As described above, according to the present invention,
It is possible to provide a thyristor converter protection device that can reliably protect a thyristor even when the margin angle is insufficient when a system short circuit occurs.

[Brief description of drawings]

FIG. 1 is a configuration diagram showing an embodiment of the present invention.

FIG. 2 is a configuration diagram of a conventional device.
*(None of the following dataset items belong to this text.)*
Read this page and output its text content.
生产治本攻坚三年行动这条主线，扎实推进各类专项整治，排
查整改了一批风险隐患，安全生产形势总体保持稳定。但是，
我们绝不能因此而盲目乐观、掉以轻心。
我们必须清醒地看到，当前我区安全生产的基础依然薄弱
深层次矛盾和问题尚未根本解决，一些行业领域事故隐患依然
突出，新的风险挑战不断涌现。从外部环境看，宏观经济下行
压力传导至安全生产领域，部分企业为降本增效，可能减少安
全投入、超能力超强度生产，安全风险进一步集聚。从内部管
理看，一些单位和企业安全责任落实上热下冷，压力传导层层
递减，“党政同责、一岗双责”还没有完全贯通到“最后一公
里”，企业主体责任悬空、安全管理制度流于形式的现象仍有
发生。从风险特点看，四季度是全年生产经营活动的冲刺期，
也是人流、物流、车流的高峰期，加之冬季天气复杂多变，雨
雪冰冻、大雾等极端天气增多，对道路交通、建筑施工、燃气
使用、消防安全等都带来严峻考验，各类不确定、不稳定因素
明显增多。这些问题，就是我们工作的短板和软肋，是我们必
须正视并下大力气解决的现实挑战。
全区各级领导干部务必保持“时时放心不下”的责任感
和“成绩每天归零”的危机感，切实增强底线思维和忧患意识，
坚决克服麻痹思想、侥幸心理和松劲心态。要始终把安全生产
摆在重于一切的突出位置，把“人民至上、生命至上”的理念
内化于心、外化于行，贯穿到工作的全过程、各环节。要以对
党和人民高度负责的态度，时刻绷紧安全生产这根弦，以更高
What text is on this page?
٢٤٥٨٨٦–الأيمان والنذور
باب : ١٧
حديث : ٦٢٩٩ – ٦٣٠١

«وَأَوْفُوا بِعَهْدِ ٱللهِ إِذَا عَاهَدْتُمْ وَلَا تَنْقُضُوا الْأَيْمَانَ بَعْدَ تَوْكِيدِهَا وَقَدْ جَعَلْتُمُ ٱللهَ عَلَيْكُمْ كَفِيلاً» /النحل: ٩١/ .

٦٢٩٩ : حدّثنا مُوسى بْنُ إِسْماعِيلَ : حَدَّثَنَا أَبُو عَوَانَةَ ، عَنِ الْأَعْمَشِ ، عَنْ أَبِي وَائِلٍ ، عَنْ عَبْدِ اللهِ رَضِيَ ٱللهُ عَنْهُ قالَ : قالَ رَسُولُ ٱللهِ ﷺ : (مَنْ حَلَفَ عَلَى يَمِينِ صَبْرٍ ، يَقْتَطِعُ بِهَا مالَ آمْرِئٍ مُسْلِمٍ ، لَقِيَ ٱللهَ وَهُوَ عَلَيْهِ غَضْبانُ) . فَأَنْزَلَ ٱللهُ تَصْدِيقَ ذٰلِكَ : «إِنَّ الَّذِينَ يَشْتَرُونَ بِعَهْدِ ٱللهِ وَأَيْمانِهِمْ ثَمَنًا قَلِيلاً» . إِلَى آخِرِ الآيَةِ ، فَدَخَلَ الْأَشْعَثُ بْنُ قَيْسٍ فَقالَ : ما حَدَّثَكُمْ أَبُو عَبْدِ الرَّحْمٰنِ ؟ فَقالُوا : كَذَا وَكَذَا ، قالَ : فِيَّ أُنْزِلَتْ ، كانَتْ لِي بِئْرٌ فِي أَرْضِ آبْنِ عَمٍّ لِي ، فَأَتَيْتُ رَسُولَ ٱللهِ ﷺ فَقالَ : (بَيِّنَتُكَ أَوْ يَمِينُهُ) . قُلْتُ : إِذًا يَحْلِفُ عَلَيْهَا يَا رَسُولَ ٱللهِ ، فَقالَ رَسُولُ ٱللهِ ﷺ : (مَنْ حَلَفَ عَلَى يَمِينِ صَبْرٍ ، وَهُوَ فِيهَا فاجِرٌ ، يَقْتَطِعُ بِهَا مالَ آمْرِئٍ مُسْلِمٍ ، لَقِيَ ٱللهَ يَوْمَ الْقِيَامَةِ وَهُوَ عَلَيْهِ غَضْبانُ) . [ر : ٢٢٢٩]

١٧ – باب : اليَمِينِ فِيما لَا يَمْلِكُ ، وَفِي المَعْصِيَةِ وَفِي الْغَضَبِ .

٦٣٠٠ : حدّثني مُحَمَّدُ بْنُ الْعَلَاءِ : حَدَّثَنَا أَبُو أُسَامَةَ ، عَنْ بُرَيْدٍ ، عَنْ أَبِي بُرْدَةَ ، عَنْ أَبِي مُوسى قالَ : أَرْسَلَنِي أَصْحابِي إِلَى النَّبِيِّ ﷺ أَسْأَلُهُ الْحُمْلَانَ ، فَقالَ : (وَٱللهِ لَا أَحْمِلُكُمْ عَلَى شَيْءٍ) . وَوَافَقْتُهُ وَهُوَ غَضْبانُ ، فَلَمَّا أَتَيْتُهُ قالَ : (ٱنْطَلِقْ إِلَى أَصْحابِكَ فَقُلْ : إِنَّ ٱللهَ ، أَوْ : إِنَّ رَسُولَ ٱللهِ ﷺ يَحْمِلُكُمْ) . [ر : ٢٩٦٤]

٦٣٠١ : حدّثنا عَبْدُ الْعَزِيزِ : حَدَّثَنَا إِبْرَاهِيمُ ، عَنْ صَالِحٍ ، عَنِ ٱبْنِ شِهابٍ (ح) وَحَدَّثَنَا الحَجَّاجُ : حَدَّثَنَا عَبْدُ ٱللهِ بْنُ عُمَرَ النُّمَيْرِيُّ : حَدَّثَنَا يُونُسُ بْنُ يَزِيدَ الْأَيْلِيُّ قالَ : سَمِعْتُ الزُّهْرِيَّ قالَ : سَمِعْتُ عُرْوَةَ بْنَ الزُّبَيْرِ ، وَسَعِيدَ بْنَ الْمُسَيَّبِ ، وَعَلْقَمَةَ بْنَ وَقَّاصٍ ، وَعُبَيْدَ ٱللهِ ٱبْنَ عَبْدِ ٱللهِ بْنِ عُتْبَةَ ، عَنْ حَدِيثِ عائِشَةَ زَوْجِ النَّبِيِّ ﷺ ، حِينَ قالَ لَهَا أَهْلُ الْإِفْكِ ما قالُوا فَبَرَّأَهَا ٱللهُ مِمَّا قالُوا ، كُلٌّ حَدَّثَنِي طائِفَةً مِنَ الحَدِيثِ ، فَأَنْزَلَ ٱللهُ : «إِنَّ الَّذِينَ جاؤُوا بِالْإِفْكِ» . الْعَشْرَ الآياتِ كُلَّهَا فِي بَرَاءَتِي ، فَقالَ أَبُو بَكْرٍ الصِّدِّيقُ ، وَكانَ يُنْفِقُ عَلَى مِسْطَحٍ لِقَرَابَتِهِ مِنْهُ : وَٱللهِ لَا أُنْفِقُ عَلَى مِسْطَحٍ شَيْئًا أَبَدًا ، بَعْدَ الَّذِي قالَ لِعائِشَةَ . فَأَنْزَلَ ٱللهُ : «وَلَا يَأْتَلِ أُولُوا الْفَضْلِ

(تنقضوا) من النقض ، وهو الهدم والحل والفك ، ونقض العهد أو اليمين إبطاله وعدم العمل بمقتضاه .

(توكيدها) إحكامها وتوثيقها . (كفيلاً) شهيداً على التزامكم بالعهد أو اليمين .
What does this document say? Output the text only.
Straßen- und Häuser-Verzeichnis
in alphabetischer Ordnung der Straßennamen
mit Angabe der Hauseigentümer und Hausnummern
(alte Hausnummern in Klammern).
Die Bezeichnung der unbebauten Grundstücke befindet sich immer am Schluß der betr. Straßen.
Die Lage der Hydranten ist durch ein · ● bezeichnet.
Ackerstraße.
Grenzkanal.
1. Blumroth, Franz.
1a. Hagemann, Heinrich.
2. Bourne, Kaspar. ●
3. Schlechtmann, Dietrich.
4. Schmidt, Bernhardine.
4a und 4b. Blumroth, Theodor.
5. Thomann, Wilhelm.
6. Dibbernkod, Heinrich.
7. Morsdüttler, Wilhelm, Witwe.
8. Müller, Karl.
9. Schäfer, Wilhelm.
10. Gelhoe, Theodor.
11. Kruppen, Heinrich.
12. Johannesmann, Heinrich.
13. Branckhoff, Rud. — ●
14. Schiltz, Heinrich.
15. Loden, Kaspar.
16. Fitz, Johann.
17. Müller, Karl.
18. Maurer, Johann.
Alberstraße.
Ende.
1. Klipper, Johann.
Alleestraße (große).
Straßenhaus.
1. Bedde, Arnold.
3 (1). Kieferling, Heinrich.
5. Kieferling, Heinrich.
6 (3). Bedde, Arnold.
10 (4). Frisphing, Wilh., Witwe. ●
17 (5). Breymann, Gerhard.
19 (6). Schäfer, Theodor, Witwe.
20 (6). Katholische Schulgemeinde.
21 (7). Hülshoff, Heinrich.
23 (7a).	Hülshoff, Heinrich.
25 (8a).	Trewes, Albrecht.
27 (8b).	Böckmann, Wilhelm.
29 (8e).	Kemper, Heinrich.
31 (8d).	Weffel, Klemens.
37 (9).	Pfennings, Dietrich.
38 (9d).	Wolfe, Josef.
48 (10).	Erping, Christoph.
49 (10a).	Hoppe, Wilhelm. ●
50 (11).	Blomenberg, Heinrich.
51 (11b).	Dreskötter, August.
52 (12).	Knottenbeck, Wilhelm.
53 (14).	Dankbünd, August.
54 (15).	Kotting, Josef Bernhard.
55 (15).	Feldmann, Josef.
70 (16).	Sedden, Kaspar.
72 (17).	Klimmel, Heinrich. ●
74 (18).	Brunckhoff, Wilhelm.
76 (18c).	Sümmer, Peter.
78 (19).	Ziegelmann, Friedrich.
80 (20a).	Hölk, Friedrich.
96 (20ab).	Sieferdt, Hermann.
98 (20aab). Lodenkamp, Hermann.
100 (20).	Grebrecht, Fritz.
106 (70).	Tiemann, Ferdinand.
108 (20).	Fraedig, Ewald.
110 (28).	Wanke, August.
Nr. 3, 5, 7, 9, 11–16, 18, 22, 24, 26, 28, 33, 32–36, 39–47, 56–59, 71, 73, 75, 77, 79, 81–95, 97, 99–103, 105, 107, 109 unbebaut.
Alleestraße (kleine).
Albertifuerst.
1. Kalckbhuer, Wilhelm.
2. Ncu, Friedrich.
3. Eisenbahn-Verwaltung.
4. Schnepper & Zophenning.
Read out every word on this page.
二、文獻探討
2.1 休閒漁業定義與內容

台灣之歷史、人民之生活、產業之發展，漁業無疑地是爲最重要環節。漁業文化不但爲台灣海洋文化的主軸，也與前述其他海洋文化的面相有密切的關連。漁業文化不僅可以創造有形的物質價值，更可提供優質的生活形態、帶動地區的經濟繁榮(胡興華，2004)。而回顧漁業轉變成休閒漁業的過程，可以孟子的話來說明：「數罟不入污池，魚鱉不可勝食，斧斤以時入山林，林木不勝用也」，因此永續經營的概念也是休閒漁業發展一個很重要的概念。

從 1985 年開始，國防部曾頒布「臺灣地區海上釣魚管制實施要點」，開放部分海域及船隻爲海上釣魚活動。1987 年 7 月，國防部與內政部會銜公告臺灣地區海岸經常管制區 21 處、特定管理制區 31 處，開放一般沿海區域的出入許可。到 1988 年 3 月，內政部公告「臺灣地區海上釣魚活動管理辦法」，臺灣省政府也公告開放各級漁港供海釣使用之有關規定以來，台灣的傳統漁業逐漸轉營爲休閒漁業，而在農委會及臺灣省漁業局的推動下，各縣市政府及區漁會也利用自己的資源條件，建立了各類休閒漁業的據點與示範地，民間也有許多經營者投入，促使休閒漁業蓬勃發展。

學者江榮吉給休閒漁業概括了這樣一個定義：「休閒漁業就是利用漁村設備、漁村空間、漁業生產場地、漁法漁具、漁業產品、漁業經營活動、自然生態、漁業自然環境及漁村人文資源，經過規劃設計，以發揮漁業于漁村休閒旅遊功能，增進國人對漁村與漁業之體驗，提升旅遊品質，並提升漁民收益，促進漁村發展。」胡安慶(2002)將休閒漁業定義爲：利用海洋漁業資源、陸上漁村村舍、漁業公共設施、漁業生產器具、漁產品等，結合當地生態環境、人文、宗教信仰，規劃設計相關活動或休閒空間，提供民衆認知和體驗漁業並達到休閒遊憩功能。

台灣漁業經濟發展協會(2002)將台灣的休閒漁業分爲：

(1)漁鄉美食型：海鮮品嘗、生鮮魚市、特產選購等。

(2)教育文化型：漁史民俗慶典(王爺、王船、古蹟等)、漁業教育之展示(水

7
FIG. 3 is a waveform diagram for explaining a protection operation of the thyristor converter.

[Explanation of symbols]

1 ... Thyristor 4 ... LED for forward voltage and reverse voltage 6 ... Light guide 8,9,18,24 ... Flip-flop 20,23 ... Ogate 10,21,25 ... And gate

Claims (1)

[Claims] 1. An arm constituting a thyristor converter is composed of at least a plurality of series-connected thyristors,
When the reverse voltage application period after the end of the conduction period of the arm is less than or equal to a predetermined value, protection of the thyristor converter provided with a protection means for generating a protection gate pulse each time a forward voltage is applied to the arm after the conduction period ends In the device, when an excessive current flows in the thyristor converter, when the reverse voltage application period after the end of the conduction period of the arm is equal to or less than a desired value larger than the predetermined value, the arm after the conduction period ends. A first protection pulse generating means for generating a protection gate pulse when a forward voltage is applied to the first protection pulse generating means, and the AC side circuit breaker of the thyristor converter when the first protection pulse generating means operates. A protection device for a thyristor converter, comprising a second protection pulse generating means for generating a protection gate pulse each time a forward voltage is applied to the arm until a trip occurs.